TK: For me, it was going back to the beginning. When I was a kid growing up in the 80s and experienced the Transformers for the first time, I thought they were magical, I thought they were wondrous, I thought they were cool. They invented the idea that every object around you had an inner life. That is such a cool, kind of “kidlike” idea. So, I wanted to tap into the films and stories of that era, technically, emotionally, like the Amblin stuff. But, what it really came down to was I wanted to give the audience a reason to care. I wanted to give the audience an emotional story. When I think about all the films I have ever done, the kind of films that stuck to my ribs as a kid, the kind of things that meant something to me when I was growing up, those were movies that made me think…that made me feel.
JW: The most crucial part of any film is the first 15 minutes. You pull that off brilliantly. You give us the first minutes on Cybertron, which have everything about the Transformers any kid ever dreamt about: scenery, fighting, unbelievable stereoscopic depth. Then, you cut to trees and forests! You go in the opposite direction, which I thought was such a clever idea! How did you come up with that?
TK: Thank you! That was the idea! This is my version of what would be a great and perfect distillation of a Transformers movie, starting in Cybertron, seeing those characters in their iconic shapes, having really cool kinetic action that is easy to follow because the silhouettes are simplified… but then we pivot. It’s a gear shift.
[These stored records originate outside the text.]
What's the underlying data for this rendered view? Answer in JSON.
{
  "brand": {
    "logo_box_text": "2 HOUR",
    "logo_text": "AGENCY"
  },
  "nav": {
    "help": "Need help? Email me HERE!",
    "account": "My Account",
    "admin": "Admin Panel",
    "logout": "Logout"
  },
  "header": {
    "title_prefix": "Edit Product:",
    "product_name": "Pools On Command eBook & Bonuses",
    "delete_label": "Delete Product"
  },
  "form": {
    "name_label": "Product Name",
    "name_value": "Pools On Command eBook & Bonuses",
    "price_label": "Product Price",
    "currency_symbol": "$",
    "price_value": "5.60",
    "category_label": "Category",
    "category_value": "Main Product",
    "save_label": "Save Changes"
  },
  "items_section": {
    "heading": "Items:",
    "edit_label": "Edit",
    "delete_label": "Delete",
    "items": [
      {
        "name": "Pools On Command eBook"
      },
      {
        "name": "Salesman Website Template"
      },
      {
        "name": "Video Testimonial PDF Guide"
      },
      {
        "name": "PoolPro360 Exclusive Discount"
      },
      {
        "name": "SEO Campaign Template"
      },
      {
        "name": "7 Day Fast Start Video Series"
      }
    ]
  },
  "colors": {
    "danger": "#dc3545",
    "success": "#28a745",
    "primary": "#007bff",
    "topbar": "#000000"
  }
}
That’s what sets things in motion, though it’s not fundamentally what the story is about. That is our way of easing into it. This is what Transformers has been, and this is where it’s going now. It’s a shift that we see. That incredibly kinetic world that we see filled with action and explosions, cool transformations and fighting – with a different prism. Ultimately, we’re telling Bumblebee’s origin story and his relationship with this girl. So, we give the audience that little taste and then go in a different direction.